Michael Kopsa, a Canadian actor whose roles on hits and cult-favorites like The X-Files, Highlander, Smallville and Stargate SG-1 made him an immediately recognizable TV presence, died Sunday, Oct. 23, of complications from a brain tumor. He was 66.
His death was announced on Twitter by his ex-wife, actor Lucia Frangione.
“The great Michael Kopsa, my dear friend and the father of my child, Nora, passed away Oct. 23, 2022, of a brain tumor,” she wrote yesterday. “He was an incredible stage and screen actor, voice actor, carpenter, musician and painter. Most importantly, he was a loving and richly present father.”
A Toronto native, Kopsa studied acting at New York’s Circle in the Square Theater School for four years in the mid-1980s. He subsequently returned to Canada to attend the University of Toronto. Throughout his career he would perform in series filmed or made in Toronto or Vancouver.
Among his earliest credits were voiceover work for such animated series as Mobile Suit Gundam and small in-person roles on the 1988 Mr.

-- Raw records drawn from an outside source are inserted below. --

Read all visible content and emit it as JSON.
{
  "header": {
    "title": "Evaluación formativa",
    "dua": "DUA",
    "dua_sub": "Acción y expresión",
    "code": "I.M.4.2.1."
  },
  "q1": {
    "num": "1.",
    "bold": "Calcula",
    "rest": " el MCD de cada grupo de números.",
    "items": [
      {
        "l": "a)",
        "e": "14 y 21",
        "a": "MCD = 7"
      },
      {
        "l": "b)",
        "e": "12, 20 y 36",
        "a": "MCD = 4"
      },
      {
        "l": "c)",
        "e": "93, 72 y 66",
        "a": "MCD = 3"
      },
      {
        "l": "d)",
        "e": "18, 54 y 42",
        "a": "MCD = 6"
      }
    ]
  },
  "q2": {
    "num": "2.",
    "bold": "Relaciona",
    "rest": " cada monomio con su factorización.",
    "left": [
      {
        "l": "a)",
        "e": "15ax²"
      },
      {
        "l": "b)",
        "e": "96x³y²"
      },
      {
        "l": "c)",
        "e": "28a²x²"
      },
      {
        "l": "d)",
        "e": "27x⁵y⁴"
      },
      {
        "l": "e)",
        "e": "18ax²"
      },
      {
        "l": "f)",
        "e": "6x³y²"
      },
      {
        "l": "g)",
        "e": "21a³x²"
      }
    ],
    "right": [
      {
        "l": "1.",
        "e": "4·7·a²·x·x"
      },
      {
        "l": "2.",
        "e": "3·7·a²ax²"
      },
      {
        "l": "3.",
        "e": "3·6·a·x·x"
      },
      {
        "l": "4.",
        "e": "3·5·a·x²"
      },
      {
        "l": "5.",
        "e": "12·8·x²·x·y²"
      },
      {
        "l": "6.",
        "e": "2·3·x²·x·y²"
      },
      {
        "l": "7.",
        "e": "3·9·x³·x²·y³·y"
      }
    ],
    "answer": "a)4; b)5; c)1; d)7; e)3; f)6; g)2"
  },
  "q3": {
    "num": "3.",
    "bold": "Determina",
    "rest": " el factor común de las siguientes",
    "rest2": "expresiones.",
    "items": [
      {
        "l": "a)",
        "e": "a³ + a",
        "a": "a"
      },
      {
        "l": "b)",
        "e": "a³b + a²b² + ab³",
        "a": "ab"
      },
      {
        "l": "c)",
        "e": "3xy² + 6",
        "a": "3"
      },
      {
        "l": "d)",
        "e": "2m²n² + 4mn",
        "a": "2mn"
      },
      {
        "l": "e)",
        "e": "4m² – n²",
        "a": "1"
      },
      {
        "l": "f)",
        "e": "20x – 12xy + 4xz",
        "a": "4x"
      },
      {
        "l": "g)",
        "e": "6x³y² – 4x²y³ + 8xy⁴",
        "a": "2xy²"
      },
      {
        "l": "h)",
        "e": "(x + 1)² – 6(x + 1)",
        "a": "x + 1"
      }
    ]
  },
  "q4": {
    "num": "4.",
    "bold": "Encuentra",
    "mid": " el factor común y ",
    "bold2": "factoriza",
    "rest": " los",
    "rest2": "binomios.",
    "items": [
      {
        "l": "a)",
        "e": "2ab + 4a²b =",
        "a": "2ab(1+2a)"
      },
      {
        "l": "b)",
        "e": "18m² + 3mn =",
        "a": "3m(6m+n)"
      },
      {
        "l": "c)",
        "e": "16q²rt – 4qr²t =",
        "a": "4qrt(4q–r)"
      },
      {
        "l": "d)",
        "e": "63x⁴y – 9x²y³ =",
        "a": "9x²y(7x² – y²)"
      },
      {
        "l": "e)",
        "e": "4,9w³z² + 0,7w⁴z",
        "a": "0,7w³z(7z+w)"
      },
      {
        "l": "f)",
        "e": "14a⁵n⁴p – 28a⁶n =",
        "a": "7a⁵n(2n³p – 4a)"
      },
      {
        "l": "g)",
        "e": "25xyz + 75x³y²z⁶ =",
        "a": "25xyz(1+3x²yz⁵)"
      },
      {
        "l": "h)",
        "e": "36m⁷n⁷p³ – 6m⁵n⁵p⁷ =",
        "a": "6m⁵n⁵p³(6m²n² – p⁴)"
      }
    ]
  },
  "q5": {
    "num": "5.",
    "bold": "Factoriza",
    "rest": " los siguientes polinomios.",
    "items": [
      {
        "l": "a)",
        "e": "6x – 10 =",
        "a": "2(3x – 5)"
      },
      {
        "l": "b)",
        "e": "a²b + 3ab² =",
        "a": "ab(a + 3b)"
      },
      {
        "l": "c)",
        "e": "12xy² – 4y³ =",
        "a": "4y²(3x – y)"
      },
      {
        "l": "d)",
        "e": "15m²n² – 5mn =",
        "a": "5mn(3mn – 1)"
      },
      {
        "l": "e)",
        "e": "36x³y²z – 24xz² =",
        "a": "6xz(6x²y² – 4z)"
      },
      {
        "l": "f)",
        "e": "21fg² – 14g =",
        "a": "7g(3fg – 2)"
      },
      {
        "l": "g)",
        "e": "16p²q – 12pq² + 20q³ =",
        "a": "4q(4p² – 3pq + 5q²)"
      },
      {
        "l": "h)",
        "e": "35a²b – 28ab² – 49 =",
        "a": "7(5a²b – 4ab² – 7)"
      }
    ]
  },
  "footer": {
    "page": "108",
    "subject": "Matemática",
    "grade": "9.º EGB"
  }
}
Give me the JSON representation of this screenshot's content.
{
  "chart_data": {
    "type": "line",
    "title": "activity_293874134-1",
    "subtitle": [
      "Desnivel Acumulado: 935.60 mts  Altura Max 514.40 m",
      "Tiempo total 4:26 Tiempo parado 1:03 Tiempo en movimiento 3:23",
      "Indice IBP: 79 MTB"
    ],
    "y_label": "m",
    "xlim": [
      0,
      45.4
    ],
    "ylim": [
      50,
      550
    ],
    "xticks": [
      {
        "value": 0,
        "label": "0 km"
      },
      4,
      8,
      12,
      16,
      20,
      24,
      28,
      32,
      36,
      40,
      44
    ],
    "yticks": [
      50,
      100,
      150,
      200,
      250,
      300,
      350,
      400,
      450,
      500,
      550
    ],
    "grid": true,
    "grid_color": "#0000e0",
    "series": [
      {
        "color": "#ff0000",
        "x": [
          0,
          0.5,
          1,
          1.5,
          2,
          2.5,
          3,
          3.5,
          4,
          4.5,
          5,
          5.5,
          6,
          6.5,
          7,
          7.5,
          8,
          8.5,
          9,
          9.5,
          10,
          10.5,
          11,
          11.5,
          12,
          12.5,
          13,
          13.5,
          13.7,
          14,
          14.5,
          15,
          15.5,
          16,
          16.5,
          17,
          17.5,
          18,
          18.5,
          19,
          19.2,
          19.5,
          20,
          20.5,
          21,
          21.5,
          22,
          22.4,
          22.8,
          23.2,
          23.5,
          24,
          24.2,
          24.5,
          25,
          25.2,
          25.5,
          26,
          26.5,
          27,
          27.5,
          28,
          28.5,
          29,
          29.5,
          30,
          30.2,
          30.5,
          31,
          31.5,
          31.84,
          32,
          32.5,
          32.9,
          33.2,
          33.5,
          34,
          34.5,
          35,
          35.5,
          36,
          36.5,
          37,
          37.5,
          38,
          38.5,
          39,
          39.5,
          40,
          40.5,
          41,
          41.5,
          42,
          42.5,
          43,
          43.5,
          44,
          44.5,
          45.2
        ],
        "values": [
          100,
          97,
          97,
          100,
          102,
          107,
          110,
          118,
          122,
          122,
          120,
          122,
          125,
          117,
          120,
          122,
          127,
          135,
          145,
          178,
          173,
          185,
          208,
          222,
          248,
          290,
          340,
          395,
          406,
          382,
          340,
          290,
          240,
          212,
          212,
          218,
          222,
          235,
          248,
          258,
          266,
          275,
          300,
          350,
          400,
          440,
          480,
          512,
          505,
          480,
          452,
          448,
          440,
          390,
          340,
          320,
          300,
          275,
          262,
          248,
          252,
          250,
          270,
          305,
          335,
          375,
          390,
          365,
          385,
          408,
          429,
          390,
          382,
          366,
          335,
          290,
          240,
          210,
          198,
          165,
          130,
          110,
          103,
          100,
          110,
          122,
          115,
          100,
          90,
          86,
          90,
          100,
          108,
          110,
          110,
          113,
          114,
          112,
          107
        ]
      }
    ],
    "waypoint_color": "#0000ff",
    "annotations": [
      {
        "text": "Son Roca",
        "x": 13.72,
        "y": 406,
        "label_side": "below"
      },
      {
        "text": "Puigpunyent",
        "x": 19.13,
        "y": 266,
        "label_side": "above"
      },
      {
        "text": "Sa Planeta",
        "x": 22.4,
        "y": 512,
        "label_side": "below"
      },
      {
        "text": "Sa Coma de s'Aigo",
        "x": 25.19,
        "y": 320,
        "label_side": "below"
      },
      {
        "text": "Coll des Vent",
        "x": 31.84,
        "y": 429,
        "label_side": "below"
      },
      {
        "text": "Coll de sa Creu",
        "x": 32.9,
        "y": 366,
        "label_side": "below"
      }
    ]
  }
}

T series T and T.
By the mid-’90s he had booked roles on The Commish, Lonesome Dove: The Outlaw Years, Highlander, and The X-Files. Subsequent credits include roles on Poltergeist: The Legacy, The Outer Limits, Beggars and Choosers, and, in the 2000s, Action Man and Galaxy Angel.
He recurred in two separate roles on Stargate SG-1, portraying a TV news anchor and General Kerrigan.
He voiced a couple roles on Dragon Ball Z, and, in 2001’s X-Men: Evolution, he voiced the character of Dr. Hank McCoy. In 2006 and 2007, he played Ray Ellis on Falcon Beach, and he played Captain Windmark in 2012’s Fringe, among many, many other roles.